Volume 457: debated on Thursday 8 March 2007

To ask the Secretary of State for International Development what discussions he has had with his counterparts in the US about the impact of a new definition of orphans and vulnerable children on eligibility for support from the President's Emergency Plan for Aids Relief from March; and if he will make a statement. (124894)

We have regular discussions, at both ministerial and official level, with colleagues in the US Office of the Global AIDS Co-ordinator, who are responsible for the operation of the President's Emergency Plan for AIDS Relief (PEPFAR). We understand they have no plans to adopt a new definition of orphans and vulnerable children.

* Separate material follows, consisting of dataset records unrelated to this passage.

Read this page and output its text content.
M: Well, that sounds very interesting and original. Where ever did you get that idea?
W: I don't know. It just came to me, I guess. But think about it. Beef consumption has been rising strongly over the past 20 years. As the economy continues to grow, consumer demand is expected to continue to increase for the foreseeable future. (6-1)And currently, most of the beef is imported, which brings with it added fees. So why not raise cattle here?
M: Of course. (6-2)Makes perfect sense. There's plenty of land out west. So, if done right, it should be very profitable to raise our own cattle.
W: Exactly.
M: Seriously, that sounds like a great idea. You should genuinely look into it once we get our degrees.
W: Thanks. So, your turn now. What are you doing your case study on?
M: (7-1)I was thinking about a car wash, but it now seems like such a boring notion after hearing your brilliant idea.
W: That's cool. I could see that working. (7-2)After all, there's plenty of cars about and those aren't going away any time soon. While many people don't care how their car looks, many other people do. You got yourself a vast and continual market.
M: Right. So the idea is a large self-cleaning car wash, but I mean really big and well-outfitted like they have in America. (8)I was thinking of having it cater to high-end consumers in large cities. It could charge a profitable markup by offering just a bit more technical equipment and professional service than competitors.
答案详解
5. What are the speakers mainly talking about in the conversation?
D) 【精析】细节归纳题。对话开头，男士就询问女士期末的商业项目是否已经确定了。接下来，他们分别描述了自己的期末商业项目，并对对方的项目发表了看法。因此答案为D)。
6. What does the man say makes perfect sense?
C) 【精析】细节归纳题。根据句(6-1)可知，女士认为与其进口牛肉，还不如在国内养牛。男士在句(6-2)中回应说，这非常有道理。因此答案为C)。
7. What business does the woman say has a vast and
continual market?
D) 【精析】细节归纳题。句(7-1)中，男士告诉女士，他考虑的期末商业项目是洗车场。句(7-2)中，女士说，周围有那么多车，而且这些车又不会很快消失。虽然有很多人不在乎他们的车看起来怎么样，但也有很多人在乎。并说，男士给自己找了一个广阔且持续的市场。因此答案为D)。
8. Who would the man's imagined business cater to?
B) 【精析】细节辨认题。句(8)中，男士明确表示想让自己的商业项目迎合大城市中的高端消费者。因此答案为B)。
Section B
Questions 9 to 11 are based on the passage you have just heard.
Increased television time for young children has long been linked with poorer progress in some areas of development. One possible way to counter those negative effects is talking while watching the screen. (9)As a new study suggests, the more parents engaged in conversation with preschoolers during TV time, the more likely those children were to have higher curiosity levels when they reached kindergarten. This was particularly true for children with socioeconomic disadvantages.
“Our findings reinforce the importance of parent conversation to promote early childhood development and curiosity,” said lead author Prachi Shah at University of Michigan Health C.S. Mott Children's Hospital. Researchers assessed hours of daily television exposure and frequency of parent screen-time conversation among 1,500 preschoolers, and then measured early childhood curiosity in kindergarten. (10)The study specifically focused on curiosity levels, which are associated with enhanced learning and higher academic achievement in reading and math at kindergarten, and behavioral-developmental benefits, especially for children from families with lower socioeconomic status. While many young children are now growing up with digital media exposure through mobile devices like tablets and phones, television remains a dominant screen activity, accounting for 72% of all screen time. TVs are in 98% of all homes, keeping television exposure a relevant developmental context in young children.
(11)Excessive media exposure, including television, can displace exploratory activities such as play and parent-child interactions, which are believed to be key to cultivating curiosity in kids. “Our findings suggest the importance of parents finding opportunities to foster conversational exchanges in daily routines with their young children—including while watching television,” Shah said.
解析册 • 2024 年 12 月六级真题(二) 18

We believe the most widely adopted international definitions are those agreed by the members of the Joint United Nations Programme for HIV/AIDS (UNAIDS) Monitoring and Evaluation Reference Group. They define an orphan as a child below the age of 18 who has lost one or both parents. They further define a child made vulnerable by HIV/AIDS as below the age of 18 and:

Having lost one or both parents, or

Having a chronically ill parent (regardless of whether the parent lives in the same household as the child), or

Living in a household where in the past 12 months, at least one adult died and was sick for three of the 12 months before he/she died, or

Living in a household where at least one adult was seriously ill for at least three months in the past 12 months, or

Living outside of family care (i.e. living in an institution or on the streets).

DFID supports the UNICEF view, agreed at the 2004 and 2006 Global Partners Forums, that national and international partners should advance action for “children affected by AIDS” rather than “orphans and vulnerable children” to reflect the range of ways that HIV and AIDS can make children vulnerable, including children: living in households that have taken in orphans; living with HIV themselves; who have lost access to school; or whose parents are struggling with a terminal illness.